Ma non tutto ciò che porta il nome di “alloro” è commestibile. Attenzione, infatti, all’alloro lauroceraso, una pianta spesso usata per siepi ornamentali nei giardini. Nonostante il nome simile, questa specie è tossica: contiene acido cianidrico, una sostanza pericolosa che può causare intossicazioni anche gravi se ingerita, soprattutto da bambini o animali domestici.

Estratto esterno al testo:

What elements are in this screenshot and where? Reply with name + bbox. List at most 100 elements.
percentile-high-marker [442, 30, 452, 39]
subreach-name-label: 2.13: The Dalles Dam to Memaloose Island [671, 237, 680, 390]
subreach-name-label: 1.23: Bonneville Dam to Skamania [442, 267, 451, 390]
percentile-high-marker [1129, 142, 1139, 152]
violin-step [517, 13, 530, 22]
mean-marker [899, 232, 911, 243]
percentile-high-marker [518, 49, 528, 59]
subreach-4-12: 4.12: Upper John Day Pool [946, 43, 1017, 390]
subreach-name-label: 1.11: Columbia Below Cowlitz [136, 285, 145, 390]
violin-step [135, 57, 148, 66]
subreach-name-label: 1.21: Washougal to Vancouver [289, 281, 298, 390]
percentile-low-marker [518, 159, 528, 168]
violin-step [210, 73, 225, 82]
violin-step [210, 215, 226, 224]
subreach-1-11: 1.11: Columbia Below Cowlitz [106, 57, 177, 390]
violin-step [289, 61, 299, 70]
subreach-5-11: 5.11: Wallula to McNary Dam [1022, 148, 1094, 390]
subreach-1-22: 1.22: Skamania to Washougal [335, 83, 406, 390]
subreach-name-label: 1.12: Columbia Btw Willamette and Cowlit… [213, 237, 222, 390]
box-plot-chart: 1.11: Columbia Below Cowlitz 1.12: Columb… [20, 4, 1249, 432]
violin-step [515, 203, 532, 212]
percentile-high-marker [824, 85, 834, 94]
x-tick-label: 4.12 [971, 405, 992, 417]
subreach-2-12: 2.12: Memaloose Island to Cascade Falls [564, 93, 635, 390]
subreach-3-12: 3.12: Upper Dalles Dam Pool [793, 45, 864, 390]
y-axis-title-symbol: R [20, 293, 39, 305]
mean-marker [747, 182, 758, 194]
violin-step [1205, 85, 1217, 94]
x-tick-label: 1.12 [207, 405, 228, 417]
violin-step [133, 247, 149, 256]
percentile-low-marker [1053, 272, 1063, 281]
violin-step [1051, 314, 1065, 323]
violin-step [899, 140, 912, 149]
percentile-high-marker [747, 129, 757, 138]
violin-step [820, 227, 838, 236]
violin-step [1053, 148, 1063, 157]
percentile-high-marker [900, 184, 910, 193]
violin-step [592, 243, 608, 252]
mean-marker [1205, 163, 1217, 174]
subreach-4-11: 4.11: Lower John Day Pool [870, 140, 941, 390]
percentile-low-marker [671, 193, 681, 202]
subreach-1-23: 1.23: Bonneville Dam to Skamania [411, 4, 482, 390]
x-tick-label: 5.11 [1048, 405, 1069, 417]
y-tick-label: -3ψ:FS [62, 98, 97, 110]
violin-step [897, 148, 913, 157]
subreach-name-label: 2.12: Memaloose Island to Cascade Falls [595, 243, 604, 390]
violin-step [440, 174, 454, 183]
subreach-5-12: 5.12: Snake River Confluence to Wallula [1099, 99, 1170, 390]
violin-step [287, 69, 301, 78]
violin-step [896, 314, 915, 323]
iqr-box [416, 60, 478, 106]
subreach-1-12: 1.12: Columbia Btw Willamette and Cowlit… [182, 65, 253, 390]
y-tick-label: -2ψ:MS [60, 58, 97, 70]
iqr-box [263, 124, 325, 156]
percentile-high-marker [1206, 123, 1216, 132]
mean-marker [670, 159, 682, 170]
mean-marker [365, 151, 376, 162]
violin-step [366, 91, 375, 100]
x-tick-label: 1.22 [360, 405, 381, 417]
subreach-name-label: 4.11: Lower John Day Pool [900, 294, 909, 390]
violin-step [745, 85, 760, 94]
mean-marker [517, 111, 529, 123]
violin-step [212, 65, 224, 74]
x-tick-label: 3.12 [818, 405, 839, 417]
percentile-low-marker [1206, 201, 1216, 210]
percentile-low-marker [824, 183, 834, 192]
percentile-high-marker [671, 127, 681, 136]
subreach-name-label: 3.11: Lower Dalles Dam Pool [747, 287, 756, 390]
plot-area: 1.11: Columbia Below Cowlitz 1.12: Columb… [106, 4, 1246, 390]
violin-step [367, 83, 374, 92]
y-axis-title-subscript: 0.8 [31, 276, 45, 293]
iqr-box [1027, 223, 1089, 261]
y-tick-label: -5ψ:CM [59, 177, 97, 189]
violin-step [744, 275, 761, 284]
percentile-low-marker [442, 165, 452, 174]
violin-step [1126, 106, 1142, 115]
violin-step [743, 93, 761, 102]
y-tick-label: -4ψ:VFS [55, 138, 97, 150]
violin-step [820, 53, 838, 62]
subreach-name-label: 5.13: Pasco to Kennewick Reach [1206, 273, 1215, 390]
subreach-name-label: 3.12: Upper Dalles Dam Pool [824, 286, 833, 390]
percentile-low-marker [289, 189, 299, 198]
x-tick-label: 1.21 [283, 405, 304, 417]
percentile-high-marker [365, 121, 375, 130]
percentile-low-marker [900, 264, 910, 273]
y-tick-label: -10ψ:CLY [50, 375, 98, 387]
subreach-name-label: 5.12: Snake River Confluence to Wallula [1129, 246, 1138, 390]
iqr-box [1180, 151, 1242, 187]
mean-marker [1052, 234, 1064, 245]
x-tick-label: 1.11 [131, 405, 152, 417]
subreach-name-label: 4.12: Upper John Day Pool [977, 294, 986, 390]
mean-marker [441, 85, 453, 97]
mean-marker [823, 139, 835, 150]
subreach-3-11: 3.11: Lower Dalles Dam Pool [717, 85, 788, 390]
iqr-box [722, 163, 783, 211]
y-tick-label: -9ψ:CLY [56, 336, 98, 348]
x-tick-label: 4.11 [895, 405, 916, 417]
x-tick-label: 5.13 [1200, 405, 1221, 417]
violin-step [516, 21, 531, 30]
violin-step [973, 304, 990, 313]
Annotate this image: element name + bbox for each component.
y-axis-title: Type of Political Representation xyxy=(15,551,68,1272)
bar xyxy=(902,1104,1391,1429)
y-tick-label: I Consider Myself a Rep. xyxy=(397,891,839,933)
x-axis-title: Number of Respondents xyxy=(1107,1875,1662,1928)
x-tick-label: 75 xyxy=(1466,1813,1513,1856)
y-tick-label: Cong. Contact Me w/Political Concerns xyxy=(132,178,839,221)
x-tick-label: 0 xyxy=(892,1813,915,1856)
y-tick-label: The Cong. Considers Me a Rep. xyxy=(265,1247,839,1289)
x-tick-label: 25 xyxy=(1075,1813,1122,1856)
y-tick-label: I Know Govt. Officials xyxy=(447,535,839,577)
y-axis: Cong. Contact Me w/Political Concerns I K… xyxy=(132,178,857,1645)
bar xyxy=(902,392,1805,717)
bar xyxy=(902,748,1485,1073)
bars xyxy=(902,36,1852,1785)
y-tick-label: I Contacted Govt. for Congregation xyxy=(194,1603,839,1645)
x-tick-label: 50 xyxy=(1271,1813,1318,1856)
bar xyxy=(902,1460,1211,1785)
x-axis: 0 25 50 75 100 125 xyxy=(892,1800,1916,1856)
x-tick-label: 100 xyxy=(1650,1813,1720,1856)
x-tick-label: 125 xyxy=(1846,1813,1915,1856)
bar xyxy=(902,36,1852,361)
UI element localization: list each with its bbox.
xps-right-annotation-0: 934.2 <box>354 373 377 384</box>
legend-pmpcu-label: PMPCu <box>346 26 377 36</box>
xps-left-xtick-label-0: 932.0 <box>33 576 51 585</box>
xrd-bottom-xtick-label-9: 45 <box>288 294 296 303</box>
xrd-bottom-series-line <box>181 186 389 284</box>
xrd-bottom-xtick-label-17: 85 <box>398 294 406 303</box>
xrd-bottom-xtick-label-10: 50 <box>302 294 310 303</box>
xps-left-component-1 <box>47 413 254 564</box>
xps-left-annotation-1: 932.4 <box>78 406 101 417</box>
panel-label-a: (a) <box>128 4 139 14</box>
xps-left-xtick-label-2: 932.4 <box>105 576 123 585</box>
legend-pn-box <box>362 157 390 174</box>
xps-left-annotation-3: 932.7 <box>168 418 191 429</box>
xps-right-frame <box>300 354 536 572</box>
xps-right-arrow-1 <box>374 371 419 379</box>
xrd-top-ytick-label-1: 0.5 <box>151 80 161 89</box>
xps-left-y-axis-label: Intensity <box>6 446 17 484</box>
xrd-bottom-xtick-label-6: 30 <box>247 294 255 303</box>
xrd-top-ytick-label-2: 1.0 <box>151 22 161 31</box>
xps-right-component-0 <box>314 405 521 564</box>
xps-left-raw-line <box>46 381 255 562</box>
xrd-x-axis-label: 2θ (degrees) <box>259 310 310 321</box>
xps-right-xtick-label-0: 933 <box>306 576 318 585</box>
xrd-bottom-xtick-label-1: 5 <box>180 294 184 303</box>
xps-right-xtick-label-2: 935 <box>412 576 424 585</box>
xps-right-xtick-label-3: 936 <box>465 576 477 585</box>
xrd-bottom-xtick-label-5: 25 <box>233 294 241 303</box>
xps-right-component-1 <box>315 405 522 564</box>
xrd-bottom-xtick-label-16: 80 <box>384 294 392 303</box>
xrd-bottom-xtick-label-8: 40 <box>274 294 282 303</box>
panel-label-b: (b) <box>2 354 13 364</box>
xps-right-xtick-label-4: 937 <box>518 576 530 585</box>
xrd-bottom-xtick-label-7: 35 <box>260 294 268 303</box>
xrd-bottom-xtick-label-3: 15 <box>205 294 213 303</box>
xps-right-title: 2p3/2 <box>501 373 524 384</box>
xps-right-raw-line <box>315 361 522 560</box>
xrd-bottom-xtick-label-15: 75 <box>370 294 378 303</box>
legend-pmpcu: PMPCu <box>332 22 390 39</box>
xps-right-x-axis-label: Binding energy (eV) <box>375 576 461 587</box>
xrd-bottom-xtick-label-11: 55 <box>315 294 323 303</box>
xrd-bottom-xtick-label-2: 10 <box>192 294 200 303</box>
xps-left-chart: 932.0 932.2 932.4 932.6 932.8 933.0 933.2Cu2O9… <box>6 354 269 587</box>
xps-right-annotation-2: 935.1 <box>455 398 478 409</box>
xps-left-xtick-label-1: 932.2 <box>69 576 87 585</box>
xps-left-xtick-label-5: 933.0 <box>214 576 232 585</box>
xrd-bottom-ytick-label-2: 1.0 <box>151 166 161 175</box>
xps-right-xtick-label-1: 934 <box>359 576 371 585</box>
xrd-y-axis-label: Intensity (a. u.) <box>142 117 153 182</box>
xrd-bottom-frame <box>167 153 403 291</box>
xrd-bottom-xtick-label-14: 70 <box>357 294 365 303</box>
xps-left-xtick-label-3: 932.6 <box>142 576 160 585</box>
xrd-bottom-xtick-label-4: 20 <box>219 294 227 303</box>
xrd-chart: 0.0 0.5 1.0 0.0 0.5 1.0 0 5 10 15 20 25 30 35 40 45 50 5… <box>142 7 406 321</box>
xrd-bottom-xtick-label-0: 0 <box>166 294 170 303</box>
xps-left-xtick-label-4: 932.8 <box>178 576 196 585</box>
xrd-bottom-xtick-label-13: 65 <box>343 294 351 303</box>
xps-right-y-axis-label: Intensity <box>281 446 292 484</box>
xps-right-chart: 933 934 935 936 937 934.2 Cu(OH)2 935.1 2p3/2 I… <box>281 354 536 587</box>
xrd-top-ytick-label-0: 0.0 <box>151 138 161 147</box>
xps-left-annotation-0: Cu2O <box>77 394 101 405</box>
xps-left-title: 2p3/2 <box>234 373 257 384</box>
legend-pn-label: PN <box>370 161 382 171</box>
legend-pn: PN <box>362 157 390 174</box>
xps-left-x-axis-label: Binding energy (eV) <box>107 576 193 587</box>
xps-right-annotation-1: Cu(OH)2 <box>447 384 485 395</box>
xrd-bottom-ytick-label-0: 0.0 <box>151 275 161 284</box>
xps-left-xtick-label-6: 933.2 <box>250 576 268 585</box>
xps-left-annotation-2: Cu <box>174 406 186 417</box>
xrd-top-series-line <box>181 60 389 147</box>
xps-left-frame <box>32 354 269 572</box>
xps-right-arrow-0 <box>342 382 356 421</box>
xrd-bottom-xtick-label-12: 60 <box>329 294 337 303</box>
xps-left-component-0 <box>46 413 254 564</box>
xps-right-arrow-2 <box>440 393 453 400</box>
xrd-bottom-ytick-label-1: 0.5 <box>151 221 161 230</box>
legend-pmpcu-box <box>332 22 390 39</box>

Il rischio maggiore arriva soprattutto dalle foglie e dai semi, ma in realtà tutta la pianta è velenosa. Ancora più pericoloso è l’alloro rosa, una pianta sempre più diffusa come ornamento per esterni. Le sue bacche, simili a piccole ciliegie, possono attirare la curiosità, ma sono estremamente tossiche se mangiate.
È importante saper distinguere le specie: solo il vero alloro (Laurus nobilis) è adatto all’uso in cucina. Le piante ornamentali, anche se hanno un aspetto simile, non vanno mai utilizzate in gastronomia. Un errore di identificazione può trasformare un innocuo condimento in un pericolo.
In sintesi: se coltivato per scopi alimentari, assicurati che sia proprio il Laurus nobilis. Per le piante ornamentali, meglio tenerle lontane da mani e zampe curiose. La natura regala molti doni, ma richiede sempre un po’ di prudenza.